10.24.2011

O cinema ponguiano

Tio Boonmee que se lembra das suas vidas anteriores é um filme singular. No cinema de Apichatpong vive como peixe na água, ou melhor como a carpa no lago. Este é, para todos os efeitos, o filme do reconhecimento; e talvez não leve a pontos tão extremados a posição autoral do realizador, mas é, sem qualquer dúvida, um filme maior no cinema mundial e um exercício sobre os jeitos de Weerasethakul.

Os pontos chave do cinema ponguiano (sim, há que inventar-lhe um adjectivo) estão lá, todos; a enunciar: a dualidade; que tem o seu exemplo mais marcado em Blissfully yours com o genérico a cortar o filme em dois (sendo a primeira parte na cidade a segunda na floresta) ou em Syndromes and a Century com as encenações duplas das mesmas cenas (em versão pai e versão mãe). Em Tio Boonmee a dualidade constrói-se, como seria de esperar, com o antes e o depois da morte de Boonmee, isto é, com a transição do campo para a cidade; e de forma mais evidente nesse plano final da duplicação (espelhada) dos personagens. A doença; todos os filmes de Joe (ao que parece, gosta que o chamem assim) absorvem a doença como base da construção da narrativa, quer seja pelo mal de pele em Blissfully, quer seja, para começar, o título de Tropical Maladay, ou todas as cenas hospitalares em Syndromes. Mais uma vez em Tio Boonmee temos um personagem adoentado, o próprio Boonmee que retirado para o campo espera pela morte, acompanhado pela família (física e espiritual ) e pelo enfermeiro. O espaço familiar; de novo as referências atravessam todos os filmes do realizador, em todos há sequências à mesa perturbadas de alguma forma pela chegada de elementos externos ao espaço familiar (num piquenique junto ao rio interrompido(?) pela sogra chata, numa sala abafada das catacumbas bebendo Uísque (à portuguesa) interrompidos(?) por um adolescente sorumbático ou, claro está, a cena da visita do filho-macaco e da irmã fantasma, justamente, interrompendo(?) o jantar). A música; em todas as longas as personagens cantilenam, sendo mais do que óbvio o dentista cantor de Syndromes, o karaoeke de Tio Boonmee ou o dueto de Tropical. E como não podia deixar de ser, a floresta; elemento maior, sem floresta não existia Apichatpong. A floresta é local de desprendimento, veja-se o sexo explícito de Blissfully, ou o desprendimento da vida do Boonmee; mas é também lugar de mistificação, campo do desconhecido (os homens macaco ou a vaca fantasma de Tio Boonmee e Tropical, respectivamente). Em Syndromes, há apenas uma cena 'florestal', logo ao início, um movimento de câmara ao longo de um (longo) corredor de hospital, o realizador está a levar-nos à janela e de lá mostra-nos a floresta ao longe, como que a dizer: neste filme as árvores estão apenas em espírito.

O que me encanta em toda a obra ponguiana é a forma hipnótica como enreda o espectador.
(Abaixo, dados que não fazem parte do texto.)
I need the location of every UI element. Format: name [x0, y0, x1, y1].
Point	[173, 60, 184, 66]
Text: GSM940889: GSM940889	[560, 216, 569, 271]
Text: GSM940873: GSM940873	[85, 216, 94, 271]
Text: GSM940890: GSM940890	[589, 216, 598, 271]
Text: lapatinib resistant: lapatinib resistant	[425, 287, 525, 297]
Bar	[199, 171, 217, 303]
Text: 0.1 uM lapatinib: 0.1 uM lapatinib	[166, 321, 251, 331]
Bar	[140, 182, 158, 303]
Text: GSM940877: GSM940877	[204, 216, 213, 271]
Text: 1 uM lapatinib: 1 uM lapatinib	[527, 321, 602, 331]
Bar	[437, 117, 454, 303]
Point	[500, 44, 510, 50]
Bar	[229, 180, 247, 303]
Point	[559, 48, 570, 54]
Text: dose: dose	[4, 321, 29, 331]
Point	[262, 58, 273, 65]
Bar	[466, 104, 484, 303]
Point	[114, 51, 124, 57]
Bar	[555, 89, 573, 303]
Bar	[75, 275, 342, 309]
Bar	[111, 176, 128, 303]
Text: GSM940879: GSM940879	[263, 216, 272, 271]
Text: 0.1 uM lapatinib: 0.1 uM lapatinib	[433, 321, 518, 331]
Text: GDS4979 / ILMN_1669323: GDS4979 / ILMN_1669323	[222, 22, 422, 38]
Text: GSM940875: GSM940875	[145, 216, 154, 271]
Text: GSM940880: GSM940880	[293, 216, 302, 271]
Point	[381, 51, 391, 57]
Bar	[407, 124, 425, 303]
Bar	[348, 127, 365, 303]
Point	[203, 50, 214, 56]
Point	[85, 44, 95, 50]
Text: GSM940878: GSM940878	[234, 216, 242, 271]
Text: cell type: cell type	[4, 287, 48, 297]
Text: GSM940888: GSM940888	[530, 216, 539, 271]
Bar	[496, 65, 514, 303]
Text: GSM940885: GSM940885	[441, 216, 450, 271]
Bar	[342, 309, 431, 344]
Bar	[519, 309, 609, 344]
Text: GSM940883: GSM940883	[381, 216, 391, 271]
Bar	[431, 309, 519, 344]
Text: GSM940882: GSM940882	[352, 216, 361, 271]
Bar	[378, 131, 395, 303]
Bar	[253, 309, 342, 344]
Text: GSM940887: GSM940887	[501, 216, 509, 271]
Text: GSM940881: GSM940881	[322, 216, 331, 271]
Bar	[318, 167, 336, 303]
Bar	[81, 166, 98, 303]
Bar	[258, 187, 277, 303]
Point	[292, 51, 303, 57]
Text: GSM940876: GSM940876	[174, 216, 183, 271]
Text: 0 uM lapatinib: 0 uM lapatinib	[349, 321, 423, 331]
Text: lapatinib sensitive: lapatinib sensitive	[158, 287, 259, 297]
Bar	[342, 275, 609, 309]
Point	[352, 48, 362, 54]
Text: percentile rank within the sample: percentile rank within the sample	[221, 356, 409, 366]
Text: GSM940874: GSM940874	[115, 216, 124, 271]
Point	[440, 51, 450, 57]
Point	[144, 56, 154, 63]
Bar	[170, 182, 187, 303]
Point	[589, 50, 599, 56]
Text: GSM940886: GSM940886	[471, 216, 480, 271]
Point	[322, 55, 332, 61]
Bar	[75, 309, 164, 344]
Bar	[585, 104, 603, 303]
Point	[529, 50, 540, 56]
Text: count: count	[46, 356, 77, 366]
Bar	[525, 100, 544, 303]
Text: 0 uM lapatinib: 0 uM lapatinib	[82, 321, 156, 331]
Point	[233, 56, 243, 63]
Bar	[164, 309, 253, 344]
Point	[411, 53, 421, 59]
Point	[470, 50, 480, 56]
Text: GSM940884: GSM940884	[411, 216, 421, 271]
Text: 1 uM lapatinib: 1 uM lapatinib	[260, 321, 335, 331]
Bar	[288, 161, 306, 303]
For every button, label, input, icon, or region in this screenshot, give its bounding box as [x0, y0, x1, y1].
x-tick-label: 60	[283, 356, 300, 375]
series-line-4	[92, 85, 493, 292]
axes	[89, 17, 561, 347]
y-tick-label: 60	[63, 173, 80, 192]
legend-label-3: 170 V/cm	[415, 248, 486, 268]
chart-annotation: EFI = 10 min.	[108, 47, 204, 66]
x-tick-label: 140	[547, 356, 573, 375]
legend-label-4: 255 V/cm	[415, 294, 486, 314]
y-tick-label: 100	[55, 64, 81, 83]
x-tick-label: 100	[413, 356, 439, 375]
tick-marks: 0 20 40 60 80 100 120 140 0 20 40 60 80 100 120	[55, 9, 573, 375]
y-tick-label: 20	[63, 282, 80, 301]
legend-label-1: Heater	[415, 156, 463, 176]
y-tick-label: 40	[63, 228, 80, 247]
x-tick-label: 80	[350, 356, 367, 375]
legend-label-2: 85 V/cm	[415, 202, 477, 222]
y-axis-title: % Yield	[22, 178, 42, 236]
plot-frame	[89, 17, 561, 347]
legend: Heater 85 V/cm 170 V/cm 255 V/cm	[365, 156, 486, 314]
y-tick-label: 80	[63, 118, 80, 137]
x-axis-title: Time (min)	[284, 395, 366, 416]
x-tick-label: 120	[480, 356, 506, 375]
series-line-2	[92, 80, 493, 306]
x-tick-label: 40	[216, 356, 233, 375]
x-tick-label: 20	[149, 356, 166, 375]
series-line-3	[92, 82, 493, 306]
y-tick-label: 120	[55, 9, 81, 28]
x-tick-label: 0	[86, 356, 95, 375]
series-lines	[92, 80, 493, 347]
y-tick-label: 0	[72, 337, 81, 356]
E isso faz-se de uma forma aparentemente intuitiva: o balanceamento perfeito entre a duração do plano e o movimento de câmara. Podemos dizer que Joe é um realizador de plano fixo e de larga duração; mas na verdade o que é verdadeiramente extraordinário é perceber que a câmara só é fixa quando não se move (oh! La Palice) e que a duração só é larga quando o é. A título de exemplo tome-se Blissfully Yours (o melhor filme do realizador?) e duas belíssimas sequências: a chegada à floresta, toda filmada com câmara ao ombro e a sesta junto ao rio. Esta última, um plano fixo de vários minutos, uma moça dorme no peito do amante, só isso. E no entanto é um momento visceral, coisa de ficar com o batimento alterado e a respiração descompassada.
Isto tudo, para dizer que o tempo é característica ontológica na obra de Apichatpong Weerasethakul.

P.S.: Desconsiderei The Adventures of the Iron Pussy e Mysterious Object at Noon por serem filmes que, pelas palavras do realizador, estão fora de uma noção de conjunto coerente que vai sendo a obra de Apichatpong. Quanto à curtas, não as considerei pelo simples facto de não as ter visto.